Dafür gibt es natürlich das passende Manöver mit dem kleinen Haken, dass ich nicht am Steuer stehen und den Gashebel bedienen kann, während ich gleichzeitig am Bug genau zum richtigen Zeitpunkt eine der Festmacherleinen vom Poller löse. Zu zweit kein großes Problem. Also bereite ich schon mal alles vor und sehe dann weiter.

Einige Fender (Def.: Ein Fender ist ein mit Luft aufgeblasener Schutzkörper (wie ein besonders stabiler Luftballon), der Beschädigungen an der Außenhaut eines Schiffes bei Hafenmanövern sowie beim Liegen an der Kaimauer oder im Päckchen - Schiff an Schiff - verhindern soll.) ... erhalten eine neue Position an der Bordwand und einer der Festmacher muss jetzt für seine neue Aufgabe anders belegt werden. 

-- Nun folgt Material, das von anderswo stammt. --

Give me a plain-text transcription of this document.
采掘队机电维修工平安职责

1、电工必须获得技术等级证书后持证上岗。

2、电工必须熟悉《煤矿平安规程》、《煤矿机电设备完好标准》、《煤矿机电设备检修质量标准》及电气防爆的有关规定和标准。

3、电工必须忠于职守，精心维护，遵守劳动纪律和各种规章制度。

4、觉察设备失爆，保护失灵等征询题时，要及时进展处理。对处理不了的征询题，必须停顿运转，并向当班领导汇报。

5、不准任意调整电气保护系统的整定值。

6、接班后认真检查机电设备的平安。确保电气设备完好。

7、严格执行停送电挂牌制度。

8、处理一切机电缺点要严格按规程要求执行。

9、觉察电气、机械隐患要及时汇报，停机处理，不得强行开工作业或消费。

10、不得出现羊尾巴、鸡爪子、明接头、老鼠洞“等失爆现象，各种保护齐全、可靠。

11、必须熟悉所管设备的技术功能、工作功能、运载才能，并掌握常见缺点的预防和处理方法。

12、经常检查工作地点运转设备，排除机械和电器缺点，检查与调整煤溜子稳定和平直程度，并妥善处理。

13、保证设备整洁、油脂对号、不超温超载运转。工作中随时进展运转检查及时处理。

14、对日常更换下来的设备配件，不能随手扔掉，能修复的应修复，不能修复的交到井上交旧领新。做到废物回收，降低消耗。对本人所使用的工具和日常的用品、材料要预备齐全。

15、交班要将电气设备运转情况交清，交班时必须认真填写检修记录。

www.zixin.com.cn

Das wäre erledigt und wie bestellt, kommt gerade ein Finne; ihm gehört die Yacht direkt hinter mir; den Steg entlang. Ich spreche ihn an und Frage, ob er mir kurz behilflich sein kann. Kann er, denn er ist, wie er mir noch erzählt,  ebenfalls einhand unterwegs und hat daher vollstes Verständnis für meine missliche Situation. Hinweis für die Nichtsegler unter den Lesern. "Einhandsegeln" erfordert nicht das fehlen von Gliedmaßen, sondern ist der Fachbegriff dafür, dass eine Person alleine das Boot segelt, was hier, im Gegensatz zum Autofahren, eine große Herausforderung sein kann.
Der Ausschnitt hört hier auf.